A 43 year old female smoker was admitted to our hospital for evaluation of solitary pulmonary nodule (SPN). She had no symptoms, and no past history or family history that might suggest compromised defense against pulmonary infections. Physical examination and laboratory findings including humoral and cell-mediated immunity revealed no abnormality. The chest radiography taken 2 years ago looked normal, but those on admission showed SPN in a left lower field.

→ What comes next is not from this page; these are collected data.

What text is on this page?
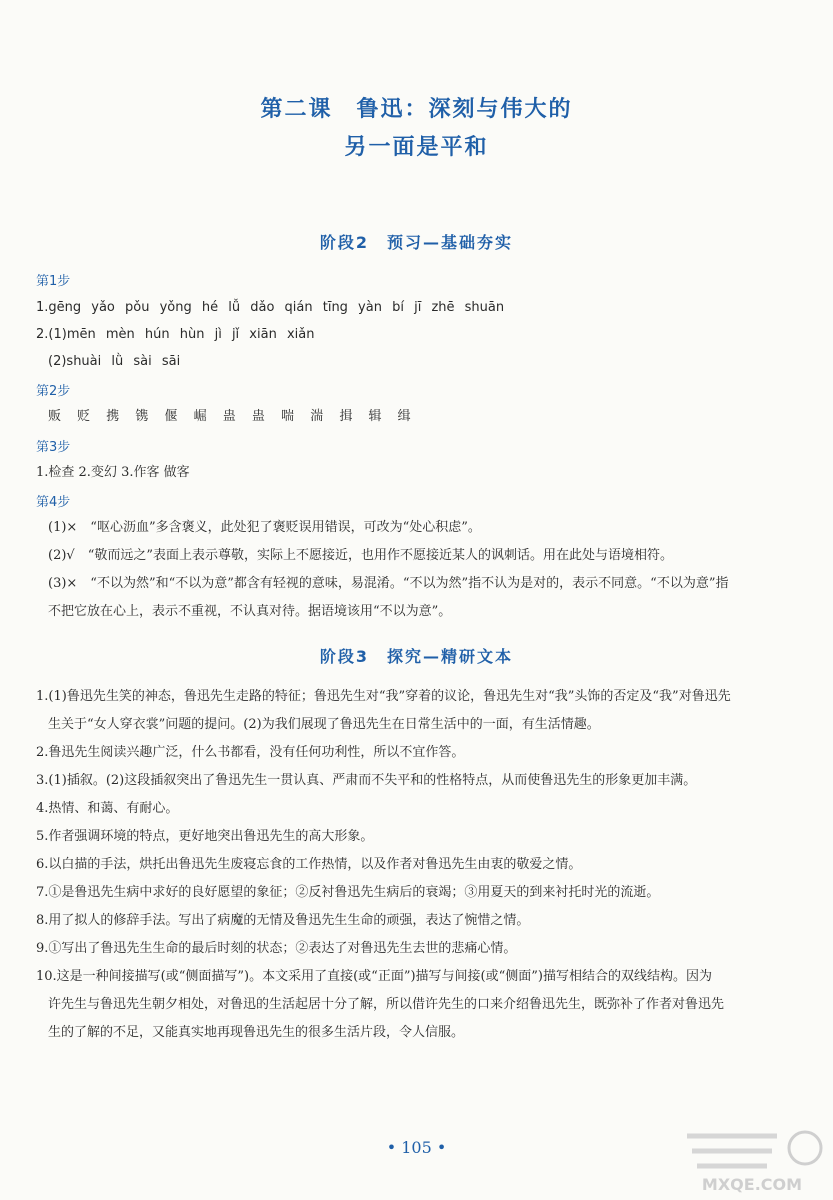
第二课　鲁迅：深刻与伟大的
另一面是平和
阶段2　预习—基础夯实
第1步
1.gēng yǎo pǒu yǒng hé lǚ dǎo qián tīng yàn bí jī zhē shuān
2.(1)mēn mèn hún hùn jì jǐ xiān xiǎn
(2)shuài lǜ sài sāi
第2步
贩 贬 携 镌 偃 崛 蛊 蛊 喘 湍 揖 辑 缉
第3步
1.检查 2.变幻 3.作客 做客
第4步
(1)×　“呕心沥血”多含褒义，此处犯了褒贬误用错误，可改为“处心积虑”。
(2)√　“敬而远之”表面上表示尊敬，实际上不愿接近，也用作不愿接近某人的讽刺话。用在此处与语境相符。
(3)×　“不以为然”和“不以为意”都含有轻视的意味，易混淆。“不以为然”指不认为是对的，表示不同意。“不以为意”指
不把它放在心上，表示不重视，不认真对待。据语境该用“不以为意”。
阶段3　探究—精研文本
1.(1)鲁迅先生笑的神态，鲁迅先生走路的特征；鲁迅先生对“我”穿着的议论，鲁迅先生对“我”头饰的否定及“我”对鲁迅先
生关于“女人穿衣裳”问题的提问。(2)为我们展现了鲁迅先生在日常生活中的一面，有生活情趣。
2.鲁迅先生阅读兴趣广泛，什么书都看，没有任何功利性，所以不宜作答。
3.(1)插叙。(2)这段插叙突出了鲁迅先生一贯认真、严肃而不失平和的性格特点，从而使鲁迅先生的形象更加丰满。
4.热情、和蔼、有耐心。
5.作者强调环境的特点，更好地突出鲁迅先生的高大形象。
6.以白描的手法，烘托出鲁迅先生废寝忘食的工作热情，以及作者对鲁迅先生由衷的敬爱之情。
7.①是鲁迅先生病中求好的良好愿望的象征；②反衬鲁迅先生病后的衰竭；③用夏天的到来衬托时光的流逝。
8.用了拟人的修辞手法。写出了病魔的无情及鲁迅先生生命的顽强，表达了惋惜之情。
9.①写出了鲁迅先生生命的最后时刻的状态；②表达了对鲁迅先生去世的悲痛心情。
10.这是一种间接描写(或“侧面描写”)。本文采用了直接(或“正面”)描写与间接(或“侧面”)描写相结合的双线结构。因为
许先生与鲁迅先生朝夕相处，对鲁迅的生活起居十分了解，所以借许先生的口来介绍鲁迅先生，既弥补了作者对鲁迅先
生的了解的不足，又能真实地再现鲁迅先生的很多生活片段，令人信服。
• 105 •
MXQE.COM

Computed tomography (CT) revealed solitary elipsoid nodule in S5. Because two trials of transbronchial biopsy, brushing and washing could not give any diagnostic findings, thoracotomy was performed under tentative diagnosis of lung cancer. The lesion was located in the outer portion of S5 and was found to consist of 2 elastic hard nodule surrounded by a atelectasis with inflammation. The nodule had supprative substance with several acid fast bacilli, and its intraoperative pathology revealed epitheloid cell granulomas. The lesion was resected completely. In a mean while, seventy smooth colonies grew on an Ogawa egg medium, which was identified as M. avium by the probe analysis using SNAP TEST. The final diagnosis of pulmonary M. avium disease was made, and the patient was administered RFP, EB, OFLX, and CAM in a outpatient clinic. Some discussions were also made about CT findings of pulmonary M. avium complex disease developed in patients without any predisposing conditions.